Our coordinator agents (DxAgentAll, DxBugAll, DxStepAll) now include agents: fields
to leverage this when enabled.
agents: vs handoffs:
agents: enables programmatic dispatch — the LLM autonomously decides when to call subagents.
handoffs: creates UI buttons — the user clicks to transition. Both can coexist in the same agent.
Our coordinator templates use both: agents: for autonomous orchestration, handoffs: for manual navigation.

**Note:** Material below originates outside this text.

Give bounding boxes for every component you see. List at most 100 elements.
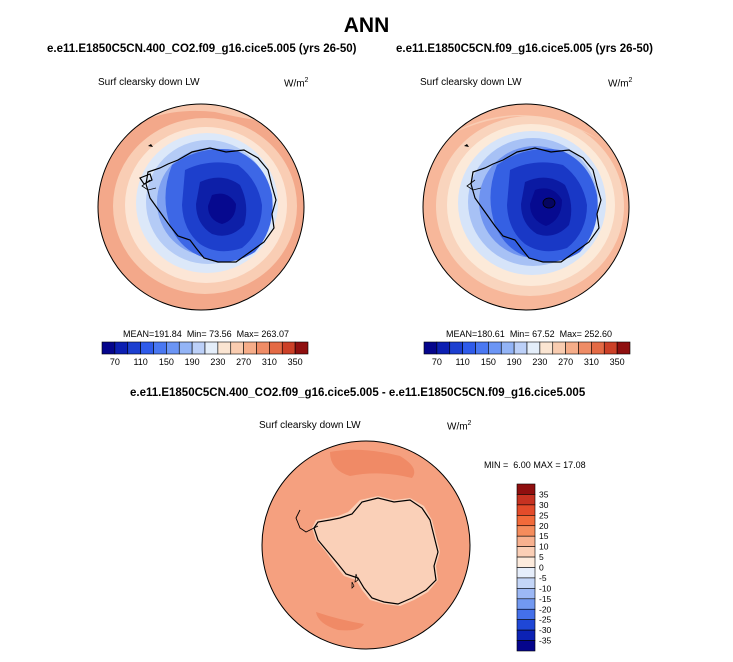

Model Fallback Arrays (VS Code 1.113+)
The model: field now accepts an array for prioritized fallback:
model: [‘claude-opus-4-5’, ‘claude-sonnet-4-5’].
Tries the first available model, then falls back. Only relevant for Copilot/VS Code Chat (multi-provider).
Claude Code continues to use tier aliases (opus, sonnet, haiku).
Copilot Agents
Different format, same concept.
Claude Code Agents
Live in plugin agents/ directory. YAML frontmatter with
model, tools, isolation.
13 agents total
Copilot CLI Agents
Live in .github/agents/. Use allowed-tools and
handoffs for navigation. Invoked with @AgentName.
25 agents total
Agent Type Naming
Always use the full prefixed name: dx-core:dx-code-reviewer, NOT
just dx-code-reviewer. The short name fails with “Agent type not found”.